In this blog post, we will discuss how to learn two guitar scales. One scale is major and one scale is major pentatonic. These scales help you increase your understanding of the fretboard as you apply what you learn. However, there are many guitar scales and intervals that you can use to create your own music.

The major scale consists of notes 1, 2, 3, 4, 5, 6, and 7. The major pentatonic consists of notes 1, 2, 3, 5, and 6, omitting notes 4 and 7.

To create a major scale, we need to remember that notes 3 and 4 and notes 7 and 8 have no sharp or flat as the other notes in the scale do. Refer to the diagram below to see how that looks on a guitar fretboard. The characters “Rt” indicate the root or first note of the scale is.

G major scale
G major scale

To create a major pentatonic scale, just omit the 4th and the 7th notes in the major scale, leaving 5 notes. Notice the diagram below has omitted some of the major scale notes, leaving just 5 notes. The notes in this scale are all included in its relative minor scale of E minor. This is important because when you want to play a melody over a song in E minor, the diagram for G Major Pentatonic is very helpful.

G Major Pentatonic
G Major Pentatonic

What are the benefits of learning two scales to love guitar playing?

When you learn these two scales you will have a foundational pattern you can use as you learn to improvise. Using this knowledge you can play melodies to compliment the chords in the key being played.

Another benefit has to do with learning and recognizing shapes. When you play with other people, being able to “read” their hands is very useful for you to know what key, or chord they are playing.

How can you use guitar scales and intervals to improve your guitar playing?

One of the main ways scales and intervals improve your guitar playing is by training your ear. The intervals to start with are described below.

The major third interval is the relationship between the root note and the third note above it. Think of the song “Greensleeves” or “What Child Is This?” The first few notes form a major third interval.

The major fourth, usually referred to as the “perfect” fourth, is a very important interval to know as well. It’s critical for songwriting because most songs include the IV chord in the chord pattern. The song played at weddings known as “Here Comes The Bride” contains this interval.

Another important interval to know is the major fifth, referred to as the “perfect” fifth.
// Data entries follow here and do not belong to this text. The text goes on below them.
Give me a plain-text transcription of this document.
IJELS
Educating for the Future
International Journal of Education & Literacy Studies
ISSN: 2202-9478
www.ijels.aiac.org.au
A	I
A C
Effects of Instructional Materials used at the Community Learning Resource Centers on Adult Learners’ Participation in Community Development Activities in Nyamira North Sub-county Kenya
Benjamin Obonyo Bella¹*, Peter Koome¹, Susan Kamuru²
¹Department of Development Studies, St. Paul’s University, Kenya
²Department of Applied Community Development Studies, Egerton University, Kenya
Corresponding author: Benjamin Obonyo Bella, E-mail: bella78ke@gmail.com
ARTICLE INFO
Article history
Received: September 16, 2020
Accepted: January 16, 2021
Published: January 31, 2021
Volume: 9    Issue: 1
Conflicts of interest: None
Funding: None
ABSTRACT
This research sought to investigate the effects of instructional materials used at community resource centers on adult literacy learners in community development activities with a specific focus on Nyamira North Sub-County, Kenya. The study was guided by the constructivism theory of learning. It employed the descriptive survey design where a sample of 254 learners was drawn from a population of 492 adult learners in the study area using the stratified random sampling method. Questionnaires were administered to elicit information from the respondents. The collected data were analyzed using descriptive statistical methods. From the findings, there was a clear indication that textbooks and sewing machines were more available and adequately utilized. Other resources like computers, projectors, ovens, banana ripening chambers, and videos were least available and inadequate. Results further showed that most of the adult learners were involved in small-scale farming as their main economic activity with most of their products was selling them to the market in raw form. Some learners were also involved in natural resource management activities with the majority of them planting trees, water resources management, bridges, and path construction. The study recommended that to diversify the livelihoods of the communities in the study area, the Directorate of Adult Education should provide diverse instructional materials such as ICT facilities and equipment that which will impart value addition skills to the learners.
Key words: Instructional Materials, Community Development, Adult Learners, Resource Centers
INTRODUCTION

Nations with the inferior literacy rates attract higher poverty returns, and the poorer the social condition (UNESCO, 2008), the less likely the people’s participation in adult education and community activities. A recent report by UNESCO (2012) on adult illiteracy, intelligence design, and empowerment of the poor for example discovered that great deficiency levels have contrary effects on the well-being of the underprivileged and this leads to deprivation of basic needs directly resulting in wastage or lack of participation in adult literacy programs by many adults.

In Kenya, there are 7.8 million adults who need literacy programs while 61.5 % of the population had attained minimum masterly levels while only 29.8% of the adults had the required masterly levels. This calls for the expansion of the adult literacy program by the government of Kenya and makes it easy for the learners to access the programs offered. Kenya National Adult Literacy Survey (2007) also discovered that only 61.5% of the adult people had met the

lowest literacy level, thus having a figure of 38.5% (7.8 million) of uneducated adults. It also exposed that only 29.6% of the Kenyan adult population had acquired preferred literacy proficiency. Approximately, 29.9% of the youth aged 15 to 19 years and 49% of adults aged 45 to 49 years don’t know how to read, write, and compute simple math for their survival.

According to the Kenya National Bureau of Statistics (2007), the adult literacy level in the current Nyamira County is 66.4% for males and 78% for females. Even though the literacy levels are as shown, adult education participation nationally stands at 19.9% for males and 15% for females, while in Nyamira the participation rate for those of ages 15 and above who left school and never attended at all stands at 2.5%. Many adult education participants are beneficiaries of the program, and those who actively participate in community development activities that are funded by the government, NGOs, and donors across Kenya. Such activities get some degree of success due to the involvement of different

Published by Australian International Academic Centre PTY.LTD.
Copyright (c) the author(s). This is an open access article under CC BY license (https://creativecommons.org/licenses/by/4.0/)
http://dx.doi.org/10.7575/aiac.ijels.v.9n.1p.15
You’ll see and hear this chord in almost any song you can think of. A good tune that helps you easily hear the interval is “Twinkle, Twinkle Little Star”.

Intervals

Wrap Up

We have looked at 2 scales that contain patterns that help us create melodies as we move around the neck to match the key of the song we play.

We introduced intervals also. They make up important songwriting building blocks. The better we can recognize them, both visually on the guitar neck and aurally by listening, the more we will love playing guitar.